As we move outwards, the next circle is trust in family and personal relationships.  This trust circle encompasses the loyalty, accountability and love of our families and close relationships.   The organization trust circle is the relationship of trust and trustworthiness we have inside our businesses.  It is the organizational alignment that builds efficiency and effectiveness.  Trust in the market is the open relationships between your business and its customers, suppliers, competitors and collaborators.   It is the basis of your reputation and brand.   Societal trust is trust within the general community as evidenced by contribution and giving back and looks like global citizenship.

The five circles of trust describe the realms of trusting relationships that build on each other.   It’s hard to picture a business that’s trusted in the market if the key leaders are not trustworthy.  And it would be a challenge to be trusted by others if we don’t trust ourselves.  So, the trust circles are built upon each other and reflect backwards as well.

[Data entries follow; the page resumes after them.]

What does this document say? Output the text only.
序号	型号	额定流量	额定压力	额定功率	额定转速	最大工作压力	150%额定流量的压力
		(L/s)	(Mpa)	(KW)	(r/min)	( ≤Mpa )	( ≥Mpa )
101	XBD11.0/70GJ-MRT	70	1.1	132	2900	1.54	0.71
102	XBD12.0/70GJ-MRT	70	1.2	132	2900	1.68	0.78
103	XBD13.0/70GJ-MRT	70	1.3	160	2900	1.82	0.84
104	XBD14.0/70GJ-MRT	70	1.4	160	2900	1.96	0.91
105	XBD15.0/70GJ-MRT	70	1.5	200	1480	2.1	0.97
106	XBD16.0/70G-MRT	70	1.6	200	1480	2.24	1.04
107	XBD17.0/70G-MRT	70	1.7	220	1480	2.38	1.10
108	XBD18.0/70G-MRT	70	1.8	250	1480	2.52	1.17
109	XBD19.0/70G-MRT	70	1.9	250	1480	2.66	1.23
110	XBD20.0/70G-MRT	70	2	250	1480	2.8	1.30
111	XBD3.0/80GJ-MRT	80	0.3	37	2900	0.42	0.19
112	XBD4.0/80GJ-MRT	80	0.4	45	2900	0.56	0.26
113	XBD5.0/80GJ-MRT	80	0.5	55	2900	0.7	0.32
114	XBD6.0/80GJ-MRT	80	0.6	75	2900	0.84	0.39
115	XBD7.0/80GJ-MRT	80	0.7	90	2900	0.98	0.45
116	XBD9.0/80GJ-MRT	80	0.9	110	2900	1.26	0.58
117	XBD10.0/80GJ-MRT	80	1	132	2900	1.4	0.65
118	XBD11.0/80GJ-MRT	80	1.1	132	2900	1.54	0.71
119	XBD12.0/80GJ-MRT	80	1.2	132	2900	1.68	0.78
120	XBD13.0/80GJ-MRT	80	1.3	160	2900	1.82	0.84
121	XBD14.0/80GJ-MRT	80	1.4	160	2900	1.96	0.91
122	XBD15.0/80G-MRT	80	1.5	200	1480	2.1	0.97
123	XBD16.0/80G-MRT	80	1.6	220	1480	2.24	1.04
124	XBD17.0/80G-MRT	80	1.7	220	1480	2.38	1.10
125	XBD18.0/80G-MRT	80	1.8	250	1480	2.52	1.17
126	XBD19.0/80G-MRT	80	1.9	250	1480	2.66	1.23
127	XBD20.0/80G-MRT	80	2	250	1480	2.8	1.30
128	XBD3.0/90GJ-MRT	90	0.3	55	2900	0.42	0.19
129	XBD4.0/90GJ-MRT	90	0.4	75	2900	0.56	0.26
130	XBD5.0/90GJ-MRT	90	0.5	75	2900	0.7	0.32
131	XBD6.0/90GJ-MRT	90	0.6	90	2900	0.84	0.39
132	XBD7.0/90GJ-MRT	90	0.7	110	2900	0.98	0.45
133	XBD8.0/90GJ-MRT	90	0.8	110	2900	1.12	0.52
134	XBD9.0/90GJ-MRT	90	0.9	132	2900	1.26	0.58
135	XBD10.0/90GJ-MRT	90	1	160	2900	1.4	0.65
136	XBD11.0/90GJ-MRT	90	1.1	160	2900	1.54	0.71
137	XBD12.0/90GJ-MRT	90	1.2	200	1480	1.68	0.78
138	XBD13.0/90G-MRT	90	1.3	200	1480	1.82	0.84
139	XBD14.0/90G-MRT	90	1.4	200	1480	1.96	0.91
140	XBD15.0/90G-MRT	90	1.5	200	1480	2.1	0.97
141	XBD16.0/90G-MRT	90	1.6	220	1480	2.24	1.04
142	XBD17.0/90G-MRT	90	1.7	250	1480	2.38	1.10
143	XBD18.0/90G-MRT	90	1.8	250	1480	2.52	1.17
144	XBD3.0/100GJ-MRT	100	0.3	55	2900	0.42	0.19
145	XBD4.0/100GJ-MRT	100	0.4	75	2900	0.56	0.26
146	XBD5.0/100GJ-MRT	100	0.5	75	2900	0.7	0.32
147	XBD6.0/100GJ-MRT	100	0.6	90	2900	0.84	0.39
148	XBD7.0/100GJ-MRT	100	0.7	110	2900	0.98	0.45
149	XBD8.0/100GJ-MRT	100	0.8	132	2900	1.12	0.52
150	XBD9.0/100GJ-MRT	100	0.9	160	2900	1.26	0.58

But how do we build trust within each circle?  There are five domains of trust that exist within each circle.  They are:

  1. Competence – talent, attitude, skills, culture and knowledge
  2. Integrity – doing the right thing when nobody is watching; walking the talk
  3. Openness – willingness to accept and be accepted; personal authenticity
  4. Benevolence – having the best interest of others in mind
  5. Shared Vision – individual visions and the vision of the organizations are congruent; vision and action are congruent

When we think about trust in this way, it sounds a little less woozy, right?  Now we can talk about strategies for building trust in specific circles and developing strategies within certain domains of trust. And, we can work on the difficult challenge of rebuilding trust when it is damaged.   Less woozy, more actionable.